In 2012, I set a goal of 50 books.  I met that goal much earlier than anticipated.  I upped it to 65; I finished the year having read 70 books.  I set my goal for 75 this year.  These are the books I must read:

Classics I have never read

I will admit that there are a few books I should have read at some point but never did.  I missed them somehow.  I resolve to read these three (at least):

1. The Great Gatsbyby F. Scott Fitzgerald

I really have no idea why I have not read this one.  I loved Fitzgerald’s short stories I read in high school.  I just never had to read it.  With the movie coming out this year, I must read it before I see it.

2. The Catcher in the Rye by J.D. Salinger

I had the teacher in eleventh grade that did not have use read this one.  Everyone raved about it, but I never quite got to it.  This is number one on my Goodreads to-read shelf.  I have to do it!

3. Fahrenheit451 by Ray Bradbury

I have read Brave New World and 1984.  My brother has told me since his senior year I need to read this one as well.  Again, I love Bradbury’s short stories.  The time has come to make sure I finally check this one off the list.

Series Books

I found myself caught up in a number of series in the last year.  These are the books coming out in 2013 that I can’t wait to get my hands on!

4. Scarlet by Marissa Meyer

I read Cinder this summer and loved it.  I can’t wait to see where the series will go.

5. Requiem by Lauren Oliver

I have really loved the Delirium series so far.  Pandemonium went in a whole new direction and while I anticipated the twist at the end, what a great way to leave us all hanging and wanting more.
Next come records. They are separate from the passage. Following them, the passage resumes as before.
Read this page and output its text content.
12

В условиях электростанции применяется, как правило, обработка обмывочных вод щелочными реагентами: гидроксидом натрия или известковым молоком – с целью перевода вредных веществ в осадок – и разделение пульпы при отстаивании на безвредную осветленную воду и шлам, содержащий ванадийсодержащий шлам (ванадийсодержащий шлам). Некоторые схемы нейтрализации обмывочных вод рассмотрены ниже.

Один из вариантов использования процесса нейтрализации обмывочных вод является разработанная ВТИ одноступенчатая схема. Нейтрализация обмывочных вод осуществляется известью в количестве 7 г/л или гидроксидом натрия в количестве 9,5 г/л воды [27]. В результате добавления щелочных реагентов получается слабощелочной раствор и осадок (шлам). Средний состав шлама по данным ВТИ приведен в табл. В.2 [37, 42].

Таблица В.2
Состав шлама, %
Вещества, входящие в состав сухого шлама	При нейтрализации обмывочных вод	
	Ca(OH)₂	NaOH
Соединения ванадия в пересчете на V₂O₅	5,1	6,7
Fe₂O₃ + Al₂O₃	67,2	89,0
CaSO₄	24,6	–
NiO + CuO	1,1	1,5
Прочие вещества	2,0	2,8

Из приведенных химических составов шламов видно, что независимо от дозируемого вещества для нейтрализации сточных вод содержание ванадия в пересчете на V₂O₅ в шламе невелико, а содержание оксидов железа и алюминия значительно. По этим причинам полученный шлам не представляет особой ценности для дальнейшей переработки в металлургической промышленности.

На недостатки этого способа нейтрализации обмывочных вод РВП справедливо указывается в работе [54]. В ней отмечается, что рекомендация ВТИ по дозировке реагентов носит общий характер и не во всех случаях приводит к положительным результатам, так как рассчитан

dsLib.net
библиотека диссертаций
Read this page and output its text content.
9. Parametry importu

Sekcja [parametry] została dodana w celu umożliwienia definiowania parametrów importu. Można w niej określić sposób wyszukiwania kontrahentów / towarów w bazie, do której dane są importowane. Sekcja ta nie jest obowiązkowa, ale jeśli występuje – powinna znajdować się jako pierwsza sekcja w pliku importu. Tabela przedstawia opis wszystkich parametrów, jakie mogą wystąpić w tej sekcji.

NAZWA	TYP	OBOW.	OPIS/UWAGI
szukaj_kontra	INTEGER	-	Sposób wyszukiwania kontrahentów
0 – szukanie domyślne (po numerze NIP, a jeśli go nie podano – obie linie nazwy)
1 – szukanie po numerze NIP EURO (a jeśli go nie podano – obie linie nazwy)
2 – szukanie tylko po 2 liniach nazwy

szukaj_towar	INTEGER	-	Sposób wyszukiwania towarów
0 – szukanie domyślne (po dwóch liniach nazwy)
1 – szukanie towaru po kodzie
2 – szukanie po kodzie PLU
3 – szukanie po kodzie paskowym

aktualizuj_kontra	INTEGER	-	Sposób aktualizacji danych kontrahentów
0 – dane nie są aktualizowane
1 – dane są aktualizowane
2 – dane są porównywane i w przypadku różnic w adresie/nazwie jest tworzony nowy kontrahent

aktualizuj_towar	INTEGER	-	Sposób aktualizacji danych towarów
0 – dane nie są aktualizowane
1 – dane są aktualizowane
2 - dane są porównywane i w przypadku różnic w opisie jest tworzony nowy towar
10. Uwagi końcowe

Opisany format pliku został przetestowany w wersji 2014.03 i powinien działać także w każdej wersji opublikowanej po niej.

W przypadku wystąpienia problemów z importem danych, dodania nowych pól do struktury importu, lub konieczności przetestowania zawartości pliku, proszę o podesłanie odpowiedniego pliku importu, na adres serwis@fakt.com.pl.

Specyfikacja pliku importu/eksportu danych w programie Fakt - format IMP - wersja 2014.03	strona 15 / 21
6. The Madness Underneath by Marueen Johnson

I devoured The Name of the Star this summer.  This was my first taste of Johnson’s writing as well.  I really liked Rory and am excited to see where she ends up next.

Other Must-Reads

These are books I have heard rave reviews about from friends over the last year that will be one of the 75 for sure.

7. Gone Girlby Gillian Flynn

This was a book everyone was talking about last year.  I received it for Christmas from my uncle and will be reading it very soon.

8. Every Day by David Levithan

EVERYONE has been talking about Levithan’s newest novel.  I have been a huge fan since I saw him speak in college.  I bought it with a gift card so it will be read soon as well.

 9. Leverage by Joshua C. Cohen

I have heard a lot about this book that deals with the important topic of bullying.  I am trying to get a lot of books dealing with this topic to my students.  I have yet to purchase it but will be soon.

10. Ender’s Game by Orson Scott Carr

This is one of the choice books for 11th grade.  Jacqueline has also been telling me it is a must read.  I will probably listen to this one in the car when I am back to work.